The Blue Yerevan Pavilion is a multimedia installation that explores the hydro-narratives of Yerevan city and the memories surrounding its water bodies. Developed by the Armenian cultural institution CSN Lab as part of its long-term transdisciplinary research, the exhibition brings together literature, architecture, urbanism, visual art, archival materials and ecological reflections to decolonise narratives and reveal alternative images of the city.
Visitors are invited to discover Yerevan through its hidden rivers, lost landscapes, and richly layered memories. The Pavilion evolves around CSN Lab’s Getar: Memory of a River book on Yerevan’s covered and canalised stream, and expands into a broader reflection that bridges literary narratives, archival maps and photographs, multimedia projects and artistic interventions. Archival photographs and maps trace the transformation of the urban environment from the start of the Soviet era to the collapse of the Union and subsequent developments in independent Armenia, while contemporary artworks and hydro-feminist perspectives explore how water, bodies, gender, and care intersect in the city’s landscape.
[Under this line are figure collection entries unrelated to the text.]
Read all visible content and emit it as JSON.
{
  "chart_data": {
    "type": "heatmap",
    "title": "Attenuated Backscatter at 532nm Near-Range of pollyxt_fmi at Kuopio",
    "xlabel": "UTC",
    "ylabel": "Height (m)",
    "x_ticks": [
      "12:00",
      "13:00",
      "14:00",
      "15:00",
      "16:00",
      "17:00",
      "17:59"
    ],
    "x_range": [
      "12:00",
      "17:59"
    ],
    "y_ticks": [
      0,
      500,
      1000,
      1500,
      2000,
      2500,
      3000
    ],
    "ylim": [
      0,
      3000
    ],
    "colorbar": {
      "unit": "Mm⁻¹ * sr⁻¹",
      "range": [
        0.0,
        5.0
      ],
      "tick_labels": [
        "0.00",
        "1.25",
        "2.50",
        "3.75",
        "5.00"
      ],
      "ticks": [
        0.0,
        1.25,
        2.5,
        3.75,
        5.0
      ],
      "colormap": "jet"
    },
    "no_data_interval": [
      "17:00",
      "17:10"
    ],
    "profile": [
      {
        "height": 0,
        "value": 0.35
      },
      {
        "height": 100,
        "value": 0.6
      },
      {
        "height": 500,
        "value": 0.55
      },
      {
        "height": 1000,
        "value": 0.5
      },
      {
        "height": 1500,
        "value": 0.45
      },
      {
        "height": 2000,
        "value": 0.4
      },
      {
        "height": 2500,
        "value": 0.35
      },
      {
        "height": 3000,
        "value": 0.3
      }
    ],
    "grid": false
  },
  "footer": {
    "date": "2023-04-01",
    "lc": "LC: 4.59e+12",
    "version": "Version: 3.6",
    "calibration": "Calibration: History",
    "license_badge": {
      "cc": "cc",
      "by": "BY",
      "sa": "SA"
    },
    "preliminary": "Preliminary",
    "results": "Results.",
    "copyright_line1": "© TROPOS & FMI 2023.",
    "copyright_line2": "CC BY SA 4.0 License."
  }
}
A multimedia section on one of Yerevan’s oldest neighbourhoods examines its vernacular networking architecture and community life shaped by the natural landscape.
As both a research archive and a space for public dialogue, the Blue Yerevan Pavilion invites people to reflect on water as a site of cultural and social memory, ecological heritage, and a lens for imagining more sustainable and inclusive urban futures.